В пакете лежали перевязанные тонкой красной резинкой мои обрезанные волосы. Либо он мысли читать мог, либо был очень тонким психологом. Нет, он мне однозначно понравился, даже улыбку из меня смог выдавить:

– Теперь буду стричься только у вас!

– Только не со зла! – Он в шутку погрозил мне пальцем. – Но, должен признать, стрижка тебе идёт.

Так и дошагала я до собственной квартиры с пакетом на вытянутой руке, потому что просто не знала, что делать с этим мёртвым хвостом. Зато мысли прояснились, дышать стало легче, даже на душе немного потеплело.

– Ксения Сергеевна! Вы, часом, не офигели?! – Звуковая волна была настолько неожиданной, что я от страха вжалась спиной в стену коридора, а ключи со звоном выпали из моих рук.

Такой громкой и разъярённой я не видела мать никогда. Даже в самые тяжёлые моменты их с папой разрыва. Анна Керн была приверженцем теории, что криками проблему не решишь, а скандалы считала недостойным занятием. Это ж как я сумела её вывести из себя, что она решилась на такое?

– Ты вообще соображаешь, который сейчас час?! Где, мать твою, телефон?! Ты понимаешь, что я извелась вся?! А у меня даже номеров твоих друзей нет! Ни одного! Да! – Теперь она переключилась на свой телефон, который так вовремя зазвонил в её руке. – Выдохни, папаша, явилась твоя… Подожди секунду… – Мама, подозрительно сузив глаза, подошла ближе, сдёрнула с моей головы шапку и отшатнулась. – Серёжа, она волосы остригла… – Её голос вмиг поменял тональность и силу, став жалобным и очень высоким. – По уши…

– Не преувеличивай, – я зачем-то решила поправить её, – по плечи…

– Нет, ты слышишь, она ещё и оговаривается!.. Мало тебя отец… мало ты её, Серёжа, в детстве порол! – Это при условии, что меня вообще никогда пальцем не трогали. – Приезжай прямо сейчас. Приезжай и восстанови справедливость! – Голос мамы снова набирал силу.
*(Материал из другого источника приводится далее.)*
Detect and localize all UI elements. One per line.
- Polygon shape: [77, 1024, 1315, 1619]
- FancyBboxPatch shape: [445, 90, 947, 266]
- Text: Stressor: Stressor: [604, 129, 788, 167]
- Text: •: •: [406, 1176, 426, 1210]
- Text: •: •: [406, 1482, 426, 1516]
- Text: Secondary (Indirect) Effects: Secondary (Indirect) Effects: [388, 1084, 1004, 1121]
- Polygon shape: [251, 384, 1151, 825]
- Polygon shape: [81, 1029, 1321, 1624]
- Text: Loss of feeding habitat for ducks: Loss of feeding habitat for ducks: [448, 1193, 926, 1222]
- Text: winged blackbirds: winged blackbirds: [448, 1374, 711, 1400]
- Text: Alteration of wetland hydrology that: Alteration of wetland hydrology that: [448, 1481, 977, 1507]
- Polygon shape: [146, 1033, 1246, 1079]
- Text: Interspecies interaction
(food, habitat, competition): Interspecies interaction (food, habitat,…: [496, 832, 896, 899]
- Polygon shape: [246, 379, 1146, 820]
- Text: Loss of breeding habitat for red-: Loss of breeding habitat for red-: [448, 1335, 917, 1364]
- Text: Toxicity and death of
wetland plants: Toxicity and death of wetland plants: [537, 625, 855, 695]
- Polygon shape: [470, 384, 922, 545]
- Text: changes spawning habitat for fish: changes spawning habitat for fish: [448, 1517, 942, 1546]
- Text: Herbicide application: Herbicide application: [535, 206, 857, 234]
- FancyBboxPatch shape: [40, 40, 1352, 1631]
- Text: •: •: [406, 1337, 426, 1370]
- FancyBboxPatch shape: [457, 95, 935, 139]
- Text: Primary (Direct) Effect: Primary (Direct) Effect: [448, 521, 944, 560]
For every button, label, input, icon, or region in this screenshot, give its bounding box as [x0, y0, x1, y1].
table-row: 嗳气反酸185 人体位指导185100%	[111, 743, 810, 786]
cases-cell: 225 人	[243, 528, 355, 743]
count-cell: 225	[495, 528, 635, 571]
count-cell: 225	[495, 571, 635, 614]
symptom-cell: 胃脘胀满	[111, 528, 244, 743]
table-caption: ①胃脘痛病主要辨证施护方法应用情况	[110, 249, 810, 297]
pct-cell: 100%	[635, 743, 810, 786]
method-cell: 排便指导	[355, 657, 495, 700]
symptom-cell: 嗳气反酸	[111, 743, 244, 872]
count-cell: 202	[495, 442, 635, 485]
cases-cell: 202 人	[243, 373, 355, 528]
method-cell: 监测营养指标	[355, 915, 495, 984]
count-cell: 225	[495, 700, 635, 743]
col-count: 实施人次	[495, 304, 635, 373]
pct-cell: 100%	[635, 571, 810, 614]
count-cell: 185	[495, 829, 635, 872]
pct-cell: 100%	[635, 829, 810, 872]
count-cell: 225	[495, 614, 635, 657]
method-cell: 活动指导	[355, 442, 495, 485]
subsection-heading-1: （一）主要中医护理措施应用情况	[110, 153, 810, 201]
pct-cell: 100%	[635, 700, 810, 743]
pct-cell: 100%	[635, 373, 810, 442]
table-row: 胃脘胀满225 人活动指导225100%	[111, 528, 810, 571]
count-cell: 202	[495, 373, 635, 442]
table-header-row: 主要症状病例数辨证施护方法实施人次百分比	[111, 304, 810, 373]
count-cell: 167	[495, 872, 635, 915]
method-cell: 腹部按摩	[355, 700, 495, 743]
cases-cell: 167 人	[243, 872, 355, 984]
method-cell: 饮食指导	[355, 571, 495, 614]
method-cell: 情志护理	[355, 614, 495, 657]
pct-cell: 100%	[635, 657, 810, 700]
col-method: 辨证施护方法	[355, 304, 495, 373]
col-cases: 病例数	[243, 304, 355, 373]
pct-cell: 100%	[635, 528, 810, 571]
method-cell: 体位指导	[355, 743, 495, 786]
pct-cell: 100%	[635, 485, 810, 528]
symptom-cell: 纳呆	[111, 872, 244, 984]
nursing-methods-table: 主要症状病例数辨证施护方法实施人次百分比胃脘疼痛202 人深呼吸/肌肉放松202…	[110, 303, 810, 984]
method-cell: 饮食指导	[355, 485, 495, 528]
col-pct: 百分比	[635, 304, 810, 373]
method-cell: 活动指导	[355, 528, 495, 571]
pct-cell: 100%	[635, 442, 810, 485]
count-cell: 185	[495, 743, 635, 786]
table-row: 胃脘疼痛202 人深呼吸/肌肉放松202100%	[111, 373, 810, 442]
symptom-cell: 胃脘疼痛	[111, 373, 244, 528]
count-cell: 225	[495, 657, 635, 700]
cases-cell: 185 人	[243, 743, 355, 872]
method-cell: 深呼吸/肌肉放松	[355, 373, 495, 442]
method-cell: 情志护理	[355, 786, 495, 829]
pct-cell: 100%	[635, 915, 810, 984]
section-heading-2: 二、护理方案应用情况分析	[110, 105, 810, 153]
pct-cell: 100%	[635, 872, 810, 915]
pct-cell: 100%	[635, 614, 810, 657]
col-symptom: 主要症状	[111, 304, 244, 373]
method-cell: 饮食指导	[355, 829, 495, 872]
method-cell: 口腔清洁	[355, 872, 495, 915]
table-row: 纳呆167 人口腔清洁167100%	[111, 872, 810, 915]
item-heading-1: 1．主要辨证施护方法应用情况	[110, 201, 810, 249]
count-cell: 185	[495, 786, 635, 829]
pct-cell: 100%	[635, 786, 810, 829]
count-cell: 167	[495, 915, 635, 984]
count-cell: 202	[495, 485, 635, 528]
– Мам, ну зачем… – мямлила я, подбирая слова для оправдания и извинений. – Вот я, посмотри, со мной всё хорошо. Даже не пьяная…

– «Даже не пьяная!» – Мама продублировала мою фразу с истерическим смешком. – Ты предлагаешь сказать тебе за это спасибо?!

Из её глаз в меня полетела новая порция молний, притом что сама она продолжала внимательно слушать папин голос в трубке. Уже бы на громкую связь поставила, что ли. Я всё ещё боялась пошевелиться, с опаской смотрела на эту маленькую грозную женщину. Та всё ещё внимала папиным речам, и по тому, каким размеренным становилось мамино дыхание, я поняла, что она медленно, но верно успокаивалась.

– Живи до завтра, – не удержалась она от угрозы, убирая телефон от уха. – Отец приедет, будем решать, что с тобой делать.

Я облегчённо вздохнула, радуясь, что могу наконец снять куртку, ибо спина уже взмокла от пота. Пакет в руке мешал, и я, не задумываясь, буркнув: «Подержи», засунула его в мамину руку. Та из любопытства заглянула в «презент», взвизгнула и откинула его от себя.

– Мам, ты чего? – Я метнулась вслед за пакетом, воспылав запоздалой жалостью к своему хвосту. – Это мои волосы.

– Иди ты на фиг! Думала, крысу дохлую мне подсунула.

Я рассмеялась и обняла её. Она с силой обняла меня в ответ:

– Я так перепугалась.

– Мам, прости, я не специально, – проговорила я куда-то в мамину макушку и поцеловала туда же.

Я хотела сказать что-то ещё, но мамин телефон снова ожил. Она не успела ответить, потому что я, увидев на экране имя, выхватила его из маминых рук:

– Если ты ещё раз позвонишь мне или моей матери, я всё расскажу отцу! Зиберт, ты понял? Можешь расценивать это как угрозу.

Сбросила вызов, не дожидаясь ответа, и снова вернулась в мамины объятия.